Di Tatar Sunda, dikenal berbagai jenis bambu atau “awi”. Selain awi hideung ada juga awi gombong, awi haur koneng, dan awi tali. Untuk membuat angklung, awi hideung dipotong dua jengkel lengan orang dewasa dari tanah. Setelah dipotong, bambu ditaruh dengan cara diberdirikan, sehingga lama-kelamaan daunnya berguguran. Daun bambu yang berbentuk lonjong itu otomotis berguguran sementara badan bambu terus mengering.
Setelah mengering, bambu kemudian di-“unun” atau diasapi dengan api yang tidak menyentuh langsung badan bambu.
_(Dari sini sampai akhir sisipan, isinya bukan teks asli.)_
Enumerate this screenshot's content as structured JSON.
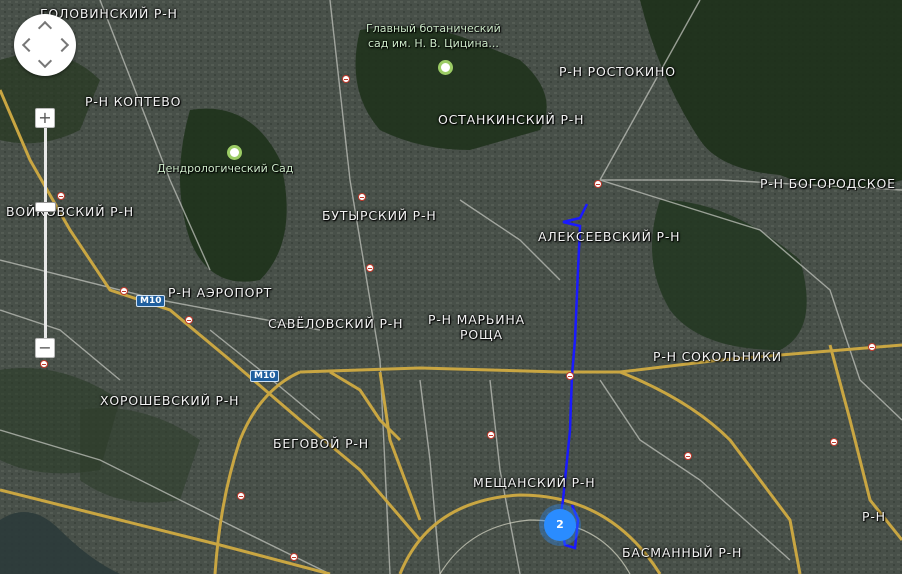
{
  "map": {
    "type": "satellite",
    "district_labels": [
      "Головинский р-н",
      "Р-Н КОПТЕВО",
      "Р-Н РОСТОКИНО",
      "ОСТАНКИНСКИЙ Р-Н",
      "Р-Н БОГОРОДСКОЕ",
      "ВОЙКОВСКИЙ Р-Н",
      "БУТЫРСКИЙ Р-Н",
      "АЛЕКСЕЕВСКИЙ Р-Н",
      "Р-Н АЭРОПОРТ",
      "САВЁЛОВСКИЙ Р-Н",
      "Р-Н МАРЬИНА",
      "РОЩА",
      "Р-Н СОКОЛЬНИКИ",
      "ХОРОШЕВСКИЙ Р-Н",
      "БЕГОВОЙ Р-Н",
      "МЕЩАНСКИЙ Р-Н",
      "БАСМАННЫЙ Р-Н",
      "Р-Н"
    ],
    "poi_labels": {
      "botanic_line1": "Главный ботанический",
      "botanic_line2": "сад им. Н. В. Цицина...",
      "dendro": "Дендрологический Сад"
    },
    "road_shields": [
      "M10",
      "M10"
    ],
    "cluster_count": "2"
  },
  "controls": {
    "zoom_in": "+",
    "zoom_out": "−"
  },
  "colors": {
    "route": "#1a1aff",
    "cluster": "#2a8cff",
    "ring_road": "#c9a642"
  }
}
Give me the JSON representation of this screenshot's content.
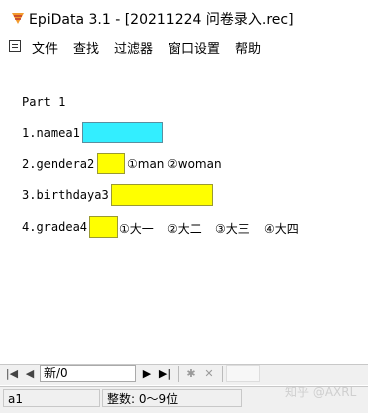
{
  "window": {
    "title": "EpiData 3.1 - [20211224 问卷录入.rec]"
  },
  "menu": {
    "items": [
      "文件",
      "查找",
      "过滤器",
      "窗口设置",
      "帮助"
    ]
  },
  "form": {
    "part": "Part 1",
    "q1": {
      "label": "1.namea1"
    },
    "q2": {
      "label": "2.gendera2",
      "options": [
        "①man",
        "②woman"
      ]
    },
    "q3": {
      "label": "3.birthdaya3"
    },
    "q4": {
      "label": "4.gradea4",
      "options": [
        "①大一",
        "②大二",
        "③大三",
        "④大四"
      ]
    }
  },
  "navigator": {
    "record": "新/0",
    "first": "|◀",
    "prev": "◀",
    "next": "▶",
    "last": "▶|",
    "new": "✱",
    "delete": "✕"
  },
  "status": {
    "field": "a1",
    "info": "整数: 0～9位"
  },
  "watermark": "知乎 @AXRL",
  "colors": {
    "focused_field": "#33eeff",
    "field": "#ffff00"
  }
}
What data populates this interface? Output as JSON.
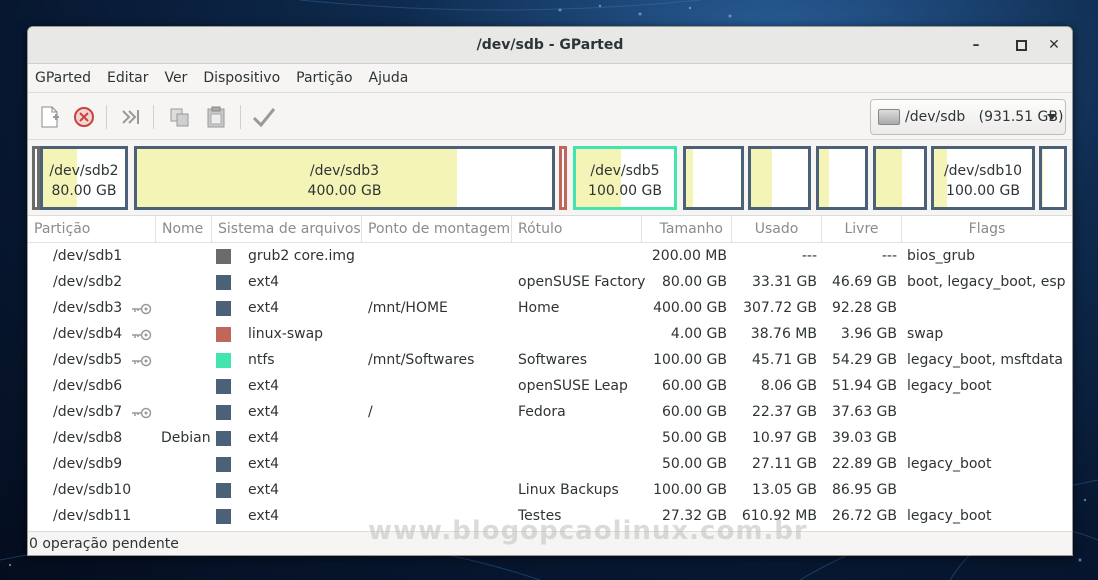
{
  "window": {
    "title": "/dev/sdb - GParted"
  },
  "menu": [
    "GParted",
    "Editar",
    "Ver",
    "Dispositivo",
    "Partição",
    "Ajuda"
  ],
  "device_selector": {
    "label": "/dev/sdb   (931.51 GB)"
  },
  "map": {
    "partitions": [
      {
        "name": "/dev/sdb2",
        "size": "80.00 GB"
      },
      {
        "name": "/dev/sdb3",
        "size": "400.00 GB"
      },
      {
        "name": "/dev/sdb5",
        "size": "100.00 GB"
      },
      {
        "name": "/dev/sdb10",
        "size": "100.00 GB"
      }
    ]
  },
  "table": {
    "headers": [
      "Partição",
      "Nome",
      "Sistema de arquivos",
      "Ponto de montagem",
      "Rótulo",
      "Tamanho",
      "Usado",
      "Livre",
      "Flags"
    ],
    "rows": [
      {
        "partition": "/dev/sdb1",
        "name": "",
        "fs": "grub2 core.img",
        "mount": "",
        "label": "",
        "size": "200.00 MB",
        "used": "---",
        "free": "---",
        "flags": "bios_grub",
        "key": false,
        "color": "#6b6b6b"
      },
      {
        "partition": "/dev/sdb2",
        "name": "",
        "fs": "ext4",
        "mount": "",
        "label": "openSUSE Factory",
        "size": "80.00 GB",
        "used": "33.31 GB",
        "free": "46.69 GB",
        "flags": "boot, legacy_boot, esp",
        "key": false,
        "color": "#4a6177"
      },
      {
        "partition": "/dev/sdb3",
        "name": "",
        "fs": "ext4",
        "mount": "/mnt/HOME",
        "label": "Home",
        "size": "400.00 GB",
        "used": "307.72 GB",
        "free": "92.28 GB",
        "flags": "",
        "key": true,
        "color": "#4a6177"
      },
      {
        "partition": "/dev/sdb4",
        "name": "",
        "fs": "linux-swap",
        "mount": "",
        "label": "",
        "size": "4.00 GB",
        "used": "38.76 MB",
        "free": "3.96 GB",
        "flags": "swap",
        "key": true,
        "color": "#c1665a"
      },
      {
        "partition": "/dev/sdb5",
        "name": "",
        "fs": "ntfs",
        "mount": "/mnt/Softwares",
        "label": "Softwares",
        "size": "100.00 GB",
        "used": "45.71 GB",
        "free": "54.29 GB",
        "flags": "legacy_boot, msftdata",
        "key": true,
        "color": "#42e5ac"
      },
      {
        "partition": "/dev/sdb6",
        "name": "",
        "fs": "ext4",
        "mount": "",
        "label": "openSUSE Leap",
        "size": "60.00 GB",
        "used": "8.06 GB",
        "free": "51.94 GB",
        "flags": "legacy_boot",
        "key": false,
        "color": "#4a6177"
      },
      {
        "partition": "/dev/sdb7",
        "name": "",
        "fs": "ext4",
        "mount": "/",
        "label": "Fedora",
        "size": "60.00 GB",
        "used": "22.37 GB",
        "free": "37.63 GB",
        "flags": "",
        "key": true,
        "color": "#4a6177"
      },
      {
        "partition": "/dev/sdb8",
        "name": "Debian",
        "fs": "ext4",
        "mount": "",
        "label": "",
        "size": "50.00 GB",
        "used": "10.97 GB",
        "free": "39.03 GB",
        "flags": "",
        "key": false,
        "color": "#4a6177"
      },
      {
        "partition": "/dev/sdb9",
        "name": "",
        "fs": "ext4",
        "mount": "",
        "label": "",
        "size": "50.00 GB",
        "used": "27.11 GB",
        "free": "22.89 GB",
        "flags": "legacy_boot",
        "key": false,
        "color": "#4a6177"
      },
      {
        "partition": "/dev/sdb10",
        "name": "",
        "fs": "ext4",
        "mount": "",
        "label": "Linux Backups",
        "size": "100.00 GB",
        "used": "13.05 GB",
        "free": "86.95 GB",
        "flags": "",
        "key": false,
        "color": "#4a6177"
      },
      {
        "partition": "/dev/sdb11",
        "name": "",
        "fs": "ext4",
        "mount": "",
        "label": "Testes",
        "size": "27.32 GB",
        "used": "610.92 MB",
        "free": "26.72 GB",
        "flags": "legacy_boot",
        "key": false,
        "color": "#4a6177"
      }
    ]
  },
  "status": {
    "text": "0 operação pendente"
  },
  "watermark": "www.blogopcaolinux.com.br",
  "colors": {
    "ext4": "#4a6177",
    "ntfs": "#42e5ac",
    "linux_swap": "#c1665a",
    "grub": "#6b6b6b",
    "used_fill": "#f5f4b7"
  }
}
Ini dimaksudkan agar bambu benar-benar kering sehingga menghasilkan bunyi yang nyaring. Setelah benar-benar kering, bambu dipotong-potong sesuai nada yang dihasilkan. Semakin kecil ukuran bambu, semakin tinggi nada yang dihasilkan. Semakin besar, semakin rendah pula nada yang dihasilkan.
Uniknya, dalam satu angklung, terdapat dua sampai tiga nada sekaligus, sehingga kalau dibunyikan akan menjadi accord yang harmonis. Bayangkan kalau puluhan angklung dibunyikan secara bersamaan, benar-benar menghasilkan accord yang harmonis dan elegan dalam sebuah orkestra.
Itu sekilas mengenai pembuatan angklung, tidak terlalu teknis karena di sini saya tidak sedang mengajarkan cara-cara membuat angklung. Sebelum tiba pukul 15.30, kami semua sudah duduk di Bale Karesmen, yakni gedung utama pertunjukan yang disebut “Kaulinan Urang Lembur” (tempat main orang desa). Di Bale Karesmen sudah banyak pengunjung yang berjejer rapi, termasuk 50 pelancong Malaysia dan sejumlah turis bule. Mereka semua sama seperti saya, sama-sama ingin segera melihat pertunjukan angklung yang dimainkan anak-anak sekitar Saung Angklung Udjo.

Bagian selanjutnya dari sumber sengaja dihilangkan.